For those benighted folks who still appreciate the virtues and personal touches afforded by what the nerd generation refers to as “snail mail,” the dismal news is that first-class mail is going to rise by a penny shortly after the Christmas card season ends.
That, in itself, is a distinct improvement over the pricing practices of the oil barons, who thoughtfully hike gasoline prices just about every weekend and every holiday to reap the dividends of increased motoring.
The advent of the 34-cent first-class stamp is no cause to stand on the steps of the Capitol, the city hall, or the Chicago Board of Trade to proclaim the doom of the republic. There is no need to wring your hands over this latest treachery from Washington.
True, the price of stamps does go up with what seems annoying regularity, and the Postal Service never seems ready for it because for an awkward interval first-class mail users must buy “makeup rate” stamps with a letter rather than a price. But for the most part the hardest hit are those industrious folks who send out credit card offers with staggeringly low interest rates for three months.
It wasn't always this way. People used to write long, chatty letters that you could cherish and even reread from time to time. Nowadays, the preferred method is to send out e-mails, the vast majority of which seem to be jokes sent and re-sent endlessly through cyberspace. Some people simply delete them without opening up the attachments. E-mail has its place when timeliness is important. But how often is that the case?
Banks would be happy to relieve customers of the burden of sending out checks by means of the magic carpet of electronic fund transfers.
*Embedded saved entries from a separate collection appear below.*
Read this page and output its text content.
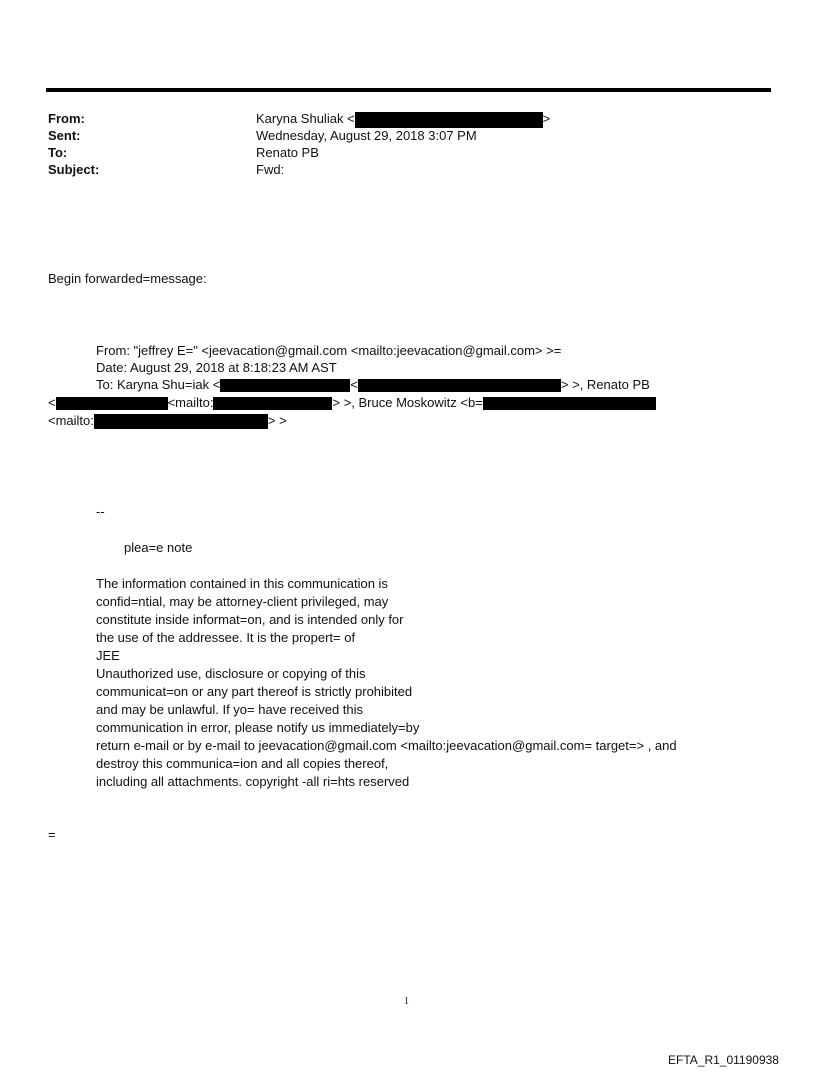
From:	Karyna Shuliak <	>
Sent:	Wednesday, August 29, 2018 3:07 PM
To:	Renato PB
Subject:	Fwd:
Begin forwarded=message:
From: "jeffrey E=" <jeevacation@gmail.com <mailto:jeevacation@gmail.com> >=
Date: August 29, 2018 at 8:18:23 AM AST
To: Karyna Shu=iak <	<	> >, Renato PB
<	<mailto:	> >, Bruce Moskowitz <b=
<mailto:	> >
--
plea=e note
The information contained in this communication is
confid=ntial, may be attorney-client privileged, may
constitute inside informat=on, and is intended only for
the use of the addressee. It is the propert= of
JEE
Unauthorized use, disclosure or copying of this
communicat=on or any part thereof is strictly prohibited
and may be unlawful. If yo= have received this
communication in error, please notify us immediately=by
return e-mail or by e-mail to jeevacation@gmail.com <mailto:jeevacation@gmail.com= target=> , and
destroy this communica=ion and all copies thereof,
including all attachments. copyright -all ri=hts reserved
=
1
EFTA_R1_01190938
No thank you.
At times, the Postal Service doesn't manage to deliver mail in snow, sleet, or other adverse weather conditions, but for 33 cents, or, soon, 34 cents, you can send a letter to Point Barrow, Alaska. Mail service is spotty in some places, usually where manpower is insufficient to get the job done, and the Postal Service, a quasi-public agency these days, makes its share of dumb mistakes.
Still, U.S. postage rates are cheaper than almost anywhere else, and consumers get six chances a week to receive that exciting travel folder, credit card bill, magazine, or an occasional welcome letter from a friend, relative, or old acquaintance as a diversion from the day's junk mail.
So pay the 34 cents and consider it one of the relative bargains offered by a governmental entity that actually turns a profit and, on the whole, gives consumers fairly fast service, from Rome, Ga. to Nome, Alaska, or from Honolulu to Key West. The nation's creaking election system should do so well.